Esa tarde, mientras el sol caía sobre los ventanales sucios del hospital, escuché un alboroto en el pasillo. Rosa entró corriendo con una bolsa grande y una mirada decidida.
—¡Ya basta! —gritó—. ¡Esta niña tiene derecho a vivir!
Sacó de la bolsa varios sobres llenos de billetes arrugados. Eran las propinas que había juntado durante años limpiando pisos y cambiando sábanas.
—Aquí está el dinero para los materiales —dijo, temblando—. Y si necesitan un tutor, yo firmo por ella.
Los médicos se quedaron helados. La jefa de cirugía, la doctora Martínez, se acercó con los ojos llenos de lágrimas.
—Rosa… ¿estás segura? Esto puede traerte problemas.
—Prefiero perder mi trabajo antes que perder mi alma —respondió Rosa.
En ese momento, todos los presentes rompieron a llorar. Las enfermeras se abrazaron. Los camilleros dejaron caer las camillas y se taparon la cara.

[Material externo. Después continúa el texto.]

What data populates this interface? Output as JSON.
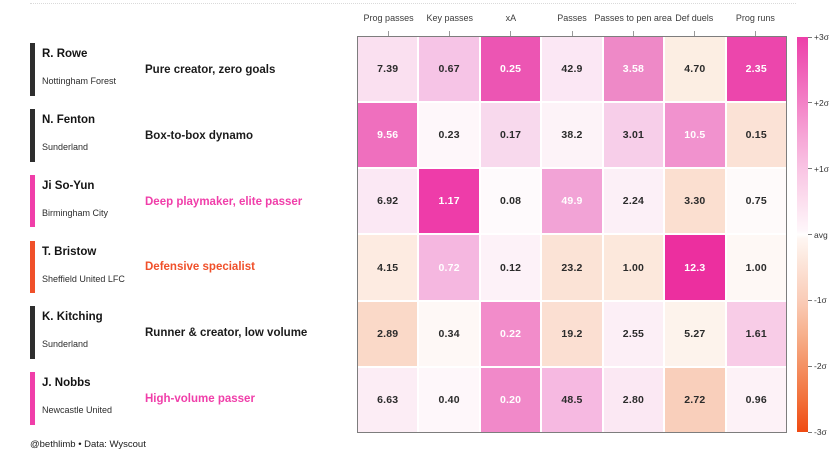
{
  "footer": "@bethlimb  •  Data: Wyscout",
  "chart_data": {
    "type": "heatmap",
    "title": "",
    "columns": [
      "Prog passes",
      "Key passes",
      "xA",
      "Passes",
      "Passes to pen area",
      "Def duels",
      "Prog runs"
    ],
    "value_scale": "per-column z-score, diverging colormap (pink = above avg, orange = below avg)",
    "rows": [
      {
        "player": "R. Rowe",
        "club": "Nottingham Forest",
        "annotation": "Pure creator, zero goals",
        "accent_color": "#2E2E2E",
        "annotation_color": "#1B1B1B",
        "values": [
          "7.39",
          "0.67",
          "0.25",
          "42.9",
          "3.58",
          "4.70",
          "2.35"
        ],
        "cell_colors": [
          "#FAE0F0",
          "#F6C4E6",
          "#EC55B3",
          "#FBE7F4",
          "#EE89C7",
          "#FCEEE3",
          "#EC46AC"
        ],
        "value_text_colors": [
          "dark",
          "dark",
          "white",
          "dark",
          "white",
          "dark",
          "white"
        ]
      },
      {
        "player": "N. Fenton",
        "club": "Sunderland",
        "annotation": "Box-to-box dynamo",
        "accent_color": "#2E2E2E",
        "annotation_color": "#1B1B1B",
        "values": [
          "9.56",
          "0.23",
          "0.17",
          "38.2",
          "3.01",
          "10.5",
          "0.15"
        ],
        "cell_colors": [
          "#EF6FBE",
          "#FEF7FA",
          "#F8D9ED",
          "#FDF3F8",
          "#F7CEE9",
          "#F192CE",
          "#FBE2D6"
        ],
        "value_text_colors": [
          "white",
          "dark",
          "dark",
          "dark",
          "dark",
          "white",
          "dark"
        ]
      },
      {
        "player": "Ji So-Yun",
        "club": "Birmingham City",
        "annotation": "Deep playmaker, elite passer",
        "accent_color": "#F03EA9",
        "annotation_color": "#F03EA9",
        "values": [
          "6.92",
          "1.17",
          "0.08",
          "49.9",
          "2.24",
          "3.30",
          "0.75"
        ],
        "cell_colors": [
          "#FBE8F4",
          "#EE3CA9",
          "#FEFAFC",
          "#F2A3D6",
          "#FCF0F7",
          "#FBDFD0",
          "#FEFAFA"
        ],
        "value_text_colors": [
          "dark",
          "white",
          "dark",
          "white",
          "dark",
          "dark",
          "dark"
        ]
      },
      {
        "player": "T. Bristow",
        "club": "Sheffield United LFC",
        "annotation": "Defensive specialist",
        "accent_color": "#F0502A",
        "annotation_color": "#F0502A",
        "values": [
          "4.15",
          "0.72",
          "0.12",
          "23.2",
          "1.00",
          "12.3",
          "1.00"
        ],
        "cell_colors": [
          "#FDEBE1",
          "#F5B7E0",
          "#FDF2F8",
          "#FBE3D6",
          "#FCE8DC",
          "#EC2F9F",
          "#FEF8F5"
        ],
        "value_text_colors": [
          "dark",
          "white",
          "dark",
          "dark",
          "dark",
          "white",
          "dark"
        ]
      },
      {
        "player": "K. Kitching",
        "club": "Sunderland",
        "annotation": "Runner & creator, low volume",
        "accent_color": "#2E2E2E",
        "annotation_color": "#1B1B1B",
        "values": [
          "2.89",
          "0.34",
          "0.22",
          "19.2",
          "2.55",
          "5.27",
          "1.61"
        ],
        "cell_colors": [
          "#FAD9C8",
          "#FEF8F6",
          "#F28CCA",
          "#FBDFD2",
          "#FCEFF6",
          "#FDF3EC",
          "#F8CCE7"
        ],
        "value_text_colors": [
          "dark",
          "dark",
          "white",
          "dark",
          "dark",
          "dark",
          "dark"
        ]
      },
      {
        "player": "J. Nobbs",
        "club": "Newcastle United",
        "annotation": "High-volume passer",
        "accent_color": "#F03EA9",
        "annotation_color": "#F03EA9",
        "values": [
          "6.63",
          "0.40",
          "0.20",
          "48.5",
          "2.80",
          "2.72",
          "0.96"
        ],
        "cell_colors": [
          "#FCEDF5",
          "#FEF7FA",
          "#F189C9",
          "#F6B9E1",
          "#FBE8F3",
          "#F9CFBB",
          "#FDF2F7"
        ],
        "value_text_colors": [
          "dark",
          "dark",
          "white",
          "dark",
          "dark",
          "dark",
          "dark"
        ]
      }
    ],
    "colorbar": {
      "position": "right",
      "tick_labels": [
        "+3σ",
        "+2σ",
        "+1σ",
        "avg",
        "-1σ",
        "-2σ",
        "-3σ"
      ],
      "gradient": [
        "#ED3FA9 0%",
        "#EF5FB7 8%",
        "#F383C7 17%",
        "#F6A5D6 25%",
        "#F9C3E3 33%",
        "#FCE0EF 42%",
        "#FEF6FA 49%",
        "#FFFEFE 50%",
        "#FEF6F2 51%",
        "#FCE3D7 58%",
        "#FACBB6 67%",
        "#F7B18E 75%",
        "#F49265 83%",
        "#F26F39 92%",
        "#EF4A12 100%"
      ]
    }
  }
}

Hasta el doctor Ramírez se secó una lágrima antes de salir corriendo al quirófano.
Me llevaron a cirugía esa misma noche. Recuerdo las luces blancas, las manos temblorosas de Rosa apretando las mías antes de dormirme bajo la anestesia.
Desperté días después con un dolor nuevo pero distinto: era el dolor de una herida cerrándose, no el de un corazón muriendo. Rosa estaba ahí, dormida en una silla junto a mi cama.
Pasaron semanas antes de que pudiera caminar otra vez. El hospital entero hablaba de lo que había hecho Rosa. Algunos decían que era una loca; otros, que era una santa. Yo solo sabía que me había salvado la vida cuando todos los demás me dieron la espalda.
Un día vino una trabajadora social del DIF:
—Mariana, ¿quieres irte a una casa hogar nueva? Hay cupo en Toluca…
Miré a Rosa y le tomé la mano.
—¿Puedo quedarme contigo?
Rosa lloró como nunca antes la había visto llorar.
—Claro que sí, mi niña —me dijo—. Ya eres parte de mi familia.
Hoy escribo esto desde nuestro pequeño departamento en Iztapalapa. No tenemos mucho: dos camas viejas, una mesa coja y muchas plantas en las ventanas. Pero tengo algo que no se compra ni se vende: un hogar y un corazón nuevo, gracias al valor de una mujer invisible para muchos pero gigante para mí.
A veces me pregunto: ¿Cuántos niños como yo siguen esperando que alguien vea su dolor? ¿Cuántas Rosas hacen falta para cambiar nuestro país? ¿Y tú… qué harías si estuvieras en su lugar?